L’antifascismo era un collante tra i suoi genitori?
«Sicuramente. Mio nonno paterno fu perseguitato dai fascisti e se non morì in un campo di concentramento come il suo amico Andrea Trebeschi, fu perché riuscì a sfuggire alla cattura rimanendo nascosto per un anno. Direi che l’antifascismo è un elemento quasi connaturato alla nostra famiglia, così come la passione per l’impegno politico. Su questo, la condivisione con la mamma è stata un fatto naturale».
Il fatto che sua madre sia stata uccisa da una bomba neofascista come ha influito sulla sua educazione?
«Mi ha indotto una certa insofferenza verso tutte le mistificazioni che ancora oggi tendono a negare la matrice neofascista dell’attentato, accertata nelle sentenze che si è riusciti faticosamente a ottenere dopo decenni di depistaggi ad opera di apparati dello Stato. Questo è un problema ancora aperto della nostra democrazia, perché le stragi di quel periodo hanno pesantemente condizionato la vita del Paese, oltre a determinare quelle di noi orfani. Eppure pezzi di società e di politica, compresi alcuni tra quelli che oggi sono al governo, non hanno fatto pienamente i conti con quella storia. Ci sono colpevoli accertati e loro complici che hanno avuto trascorsi interni e comuni a quell’area, ma si fa finta di niente».
Dopo cinquant’anni ci sono ancora indagini e processi a carico di altri due imputati, uno dei quali all’epoca minorenne...
«E da lì emergono ulteriori, incredibili rapporti tra carabinieri, neofascisti, servizi segreti italiani e statunitensi. Come può una democrazia continuare a convivere con queste ombre oscure? I processi sono importanti, perché la ricerca delle responsabilità penali personali, oltre a perseguire reati imprescrittibili, serve a scolpire nella roccia la matrice di una strategia eversiva molto più di quanto può fare una ricerca solo storica».
Sembra di capire che lei si senta doppiamente vittima della strage: come orfano e come cittadino.

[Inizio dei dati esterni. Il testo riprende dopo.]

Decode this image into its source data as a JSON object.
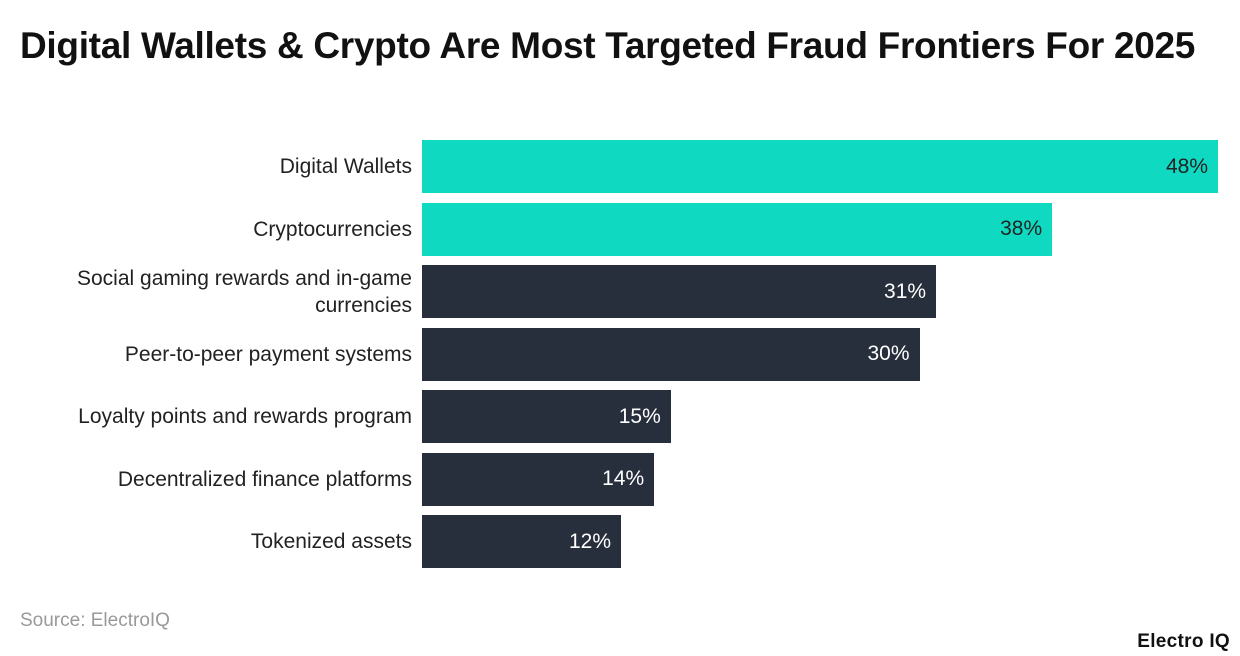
{
  "chart_data": {
    "type": "bar",
    "orientation": "horizontal",
    "title": "Digital Wallets & Crypto Are Most Targeted Fraud Frontiers For 2025",
    "categories": [
      "Digital Wallets",
      "Cryptocurrencies",
      "Social gaming rewards and in-game currencies",
      "Peer-to-peer payment systems",
      "Loyalty points and rewards program",
      "Decentralized finance platforms",
      "Tokenized assets"
    ],
    "values": [
      48,
      38,
      31,
      30,
      15,
      14,
      12
    ],
    "value_labels": [
      "48%",
      "38%",
      "31%",
      "30%",
      "15%",
      "14%",
      "12%"
    ],
    "xlim": [
      0,
      48
    ],
    "highlight_count": 2,
    "colors": {
      "highlight": "#10d9c1",
      "default": "#272e3c",
      "highlight_text": "#222222",
      "default_text": "#ffffff"
    },
    "grid": false
  },
  "source": "Source: ElectroIQ",
  "logo": "Electro IQ"
}
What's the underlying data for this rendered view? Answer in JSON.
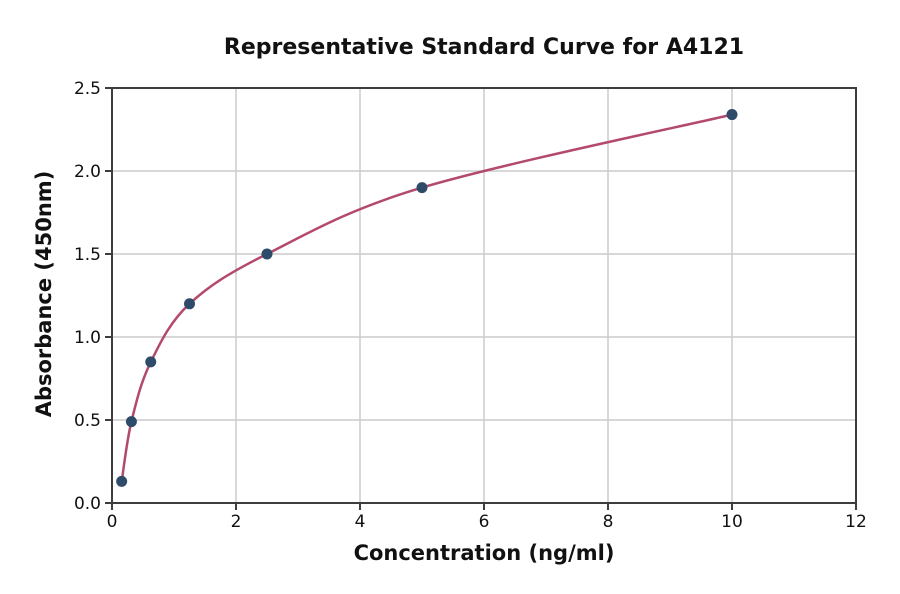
{
  "title": "Representative Standard Curve for A4121",
  "colors": {
    "background": "#ffffff",
    "curve": "#b4496e",
    "marker": "#2e4b69",
    "grid": "#cccccc",
    "spine": "#3d3d3d",
    "text": "#111111"
  },
  "chart_data": {
    "type": "scatter",
    "title": "Representative Standard Curve for A4121",
    "xlabel": "Concentration (ng/ml)",
    "ylabel": "Absorbance (450nm)",
    "xlim": [
      0,
      12
    ],
    "ylim": [
      0,
      2.5
    ],
    "x_ticks": [
      0,
      2,
      4,
      6,
      8,
      10,
      12
    ],
    "x_tick_labels": [
      "0",
      "2",
      "4",
      "6",
      "8",
      "10",
      "12"
    ],
    "y_ticks": [
      0,
      0.5,
      1,
      1.5,
      2,
      2.5
    ],
    "y_tick_labels": [
      "0.0",
      "0.5",
      "1.0",
      "1.5",
      "2.0",
      "2.5"
    ],
    "grid": true,
    "legend": false,
    "series": [
      {
        "name": "standard-points",
        "type": "scatter",
        "color": "#2e4b69",
        "x": [
          0.156,
          0.313,
          0.625,
          1.25,
          2.5,
          5,
          10
        ],
        "y": [
          0.13,
          0.49,
          0.85,
          1.2,
          1.5,
          1.9,
          2.34
        ]
      },
      {
        "name": "fitted-curve",
        "type": "smooth-line",
        "color": "#b4496e",
        "x": [
          0.156,
          0.313,
          0.625,
          1.25,
          2.5,
          5,
          10
        ],
        "y": [
          0.13,
          0.49,
          0.85,
          1.2,
          1.5,
          1.9,
          2.34
        ]
      }
    ]
  }
}
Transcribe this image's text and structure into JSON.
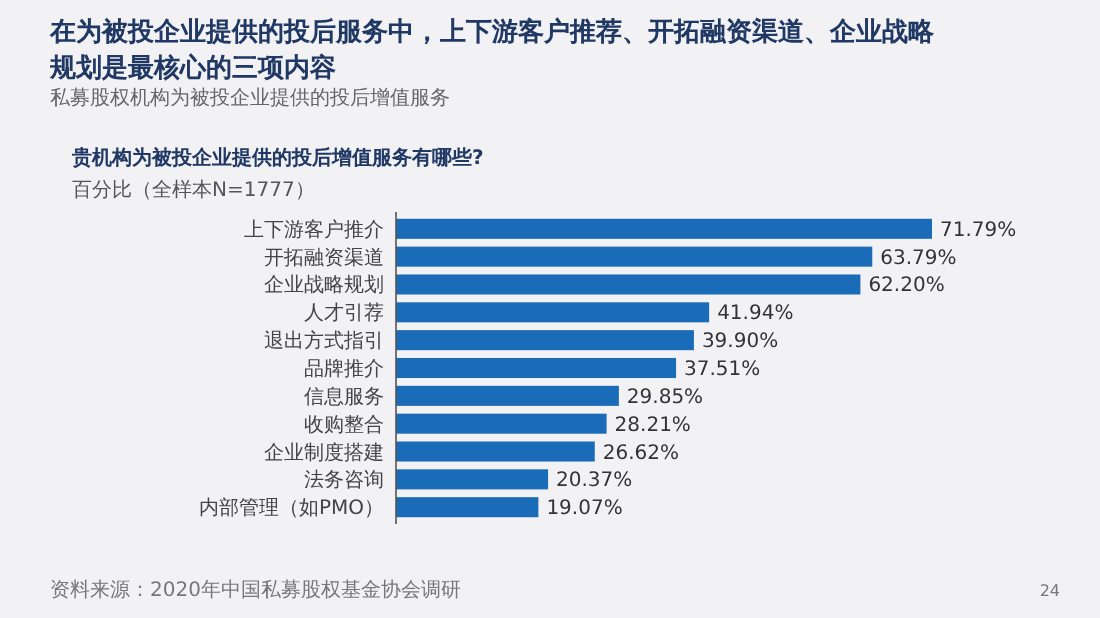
{
  "chart_data": {
    "type": "bar",
    "orientation": "horizontal",
    "title": "在为被投企业提供的投后服务中，上下游客户推荐、开拓融资渠道、企业战略规划是最核心的三项内容",
    "subtitle": "私募股权机构为被投企业提供的投后增值服务",
    "annotations": [
      "贵机构为被投企业提供的投后增值服务有哪些?",
      "百分比（全样本N=1777）",
      "资料来源：2020年中国私募股权基金协会调研",
      "24"
    ],
    "categories": [
      "上下游客户推介",
      "开拓融资渠道",
      "企业战略规划",
      "人才引荐",
      "退出方式指引",
      "品牌推介",
      "信息服务",
      "收购整合",
      "企业制度搭建",
      "法务咨询",
      "内部管理（如PMO）"
    ],
    "values": [
      71.79,
      63.79,
      62.2,
      41.94,
      39.9,
      37.51,
      29.85,
      28.21,
      26.62,
      20.37,
      19.07
    ],
    "value_labels": [
      "71.79%",
      "63.79%",
      "62.20%",
      "41.94%",
      "39.90%",
      "37.51%",
      "29.85%",
      "28.21%",
      "26.62%",
      "20.37%",
      "19.07%"
    ],
    "color": "#1a6bb8"
  }
}
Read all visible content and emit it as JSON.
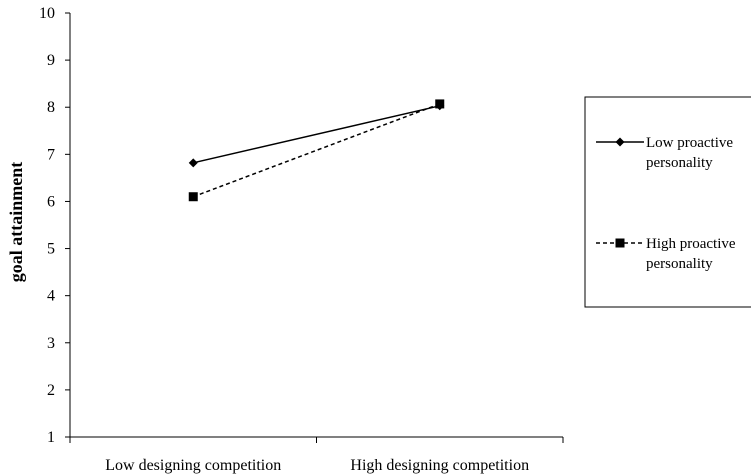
{
  "chart_data": {
    "type": "line",
    "title": "",
    "xlabel": "",
    "ylabel": "goal attainment",
    "categories": [
      "Low designing competition",
      "High designing competition"
    ],
    "ylim": [
      1,
      10
    ],
    "yticks": [
      1,
      2,
      3,
      4,
      5,
      6,
      7,
      8,
      9,
      10
    ],
    "grid": false,
    "legend_position": "right",
    "series": [
      {
        "name": "Low proactive personality",
        "name_lines": [
          "Low proactive",
          "personality"
        ],
        "values": [
          6.82,
          8.03
        ],
        "line_style": "solid",
        "marker": "diamond",
        "color": "#000000"
      },
      {
        "name": "High proactive personality",
        "name_lines": [
          "High proactive",
          "personality"
        ],
        "values": [
          6.1,
          8.07
        ],
        "line_style": "dashed",
        "marker": "square",
        "color": "#000000"
      }
    ]
  }
}
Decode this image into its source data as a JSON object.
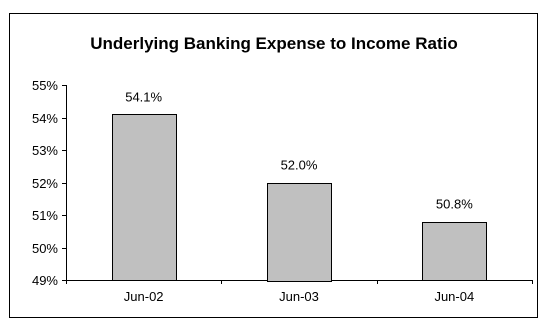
{
  "chart_data": {
    "type": "bar",
    "title": "Underlying Banking Expense to Income Ratio",
    "xlabel": "",
    "ylabel": "",
    "categories": [
      "Jun-02",
      "Jun-03",
      "Jun-04"
    ],
    "values": [
      54.1,
      52.0,
      50.8
    ],
    "data_labels": [
      "54.1%",
      "52.0%",
      "50.8%"
    ],
    "ylim": [
      49,
      55
    ],
    "y_ticks": [
      49,
      50,
      51,
      52,
      53,
      54,
      55
    ],
    "y_tick_labels": [
      "49%",
      "50%",
      "51%",
      "52%",
      "53%",
      "54%",
      "55%"
    ],
    "grid": false,
    "legend": "none",
    "bar_color": "#c0c0c0",
    "bar_border_color": "#000000"
  }
}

«In effetti è così. E questo riflette in qualche modo la doppia dimensione del lutto che abbiamo vissuto, io come tanti altri figli di persone uccise dal terrorismo. Da un lato c’è quella privata, che avrebbe bisogno di essere protetta e rimanere riservata; dall’altro c’è quella pubblica, che per certi versi nobilita le figure delle persone cadute ma per altri rende più difficile elaborare il lutto personale. È come se noi fossimo stati travolti da una grande onda rappresentata dall’emozione collettiva, dopo la quale però c’è la risacca; noi parenti delle vittime siamo ciò che resta in acqua o sulla spiaggia quando è passata l’onda. Con le nostre diversità e sofferenze che non vengono assorbite dal ricordo pubblico. E rimangono anche dopo mezzo secolo».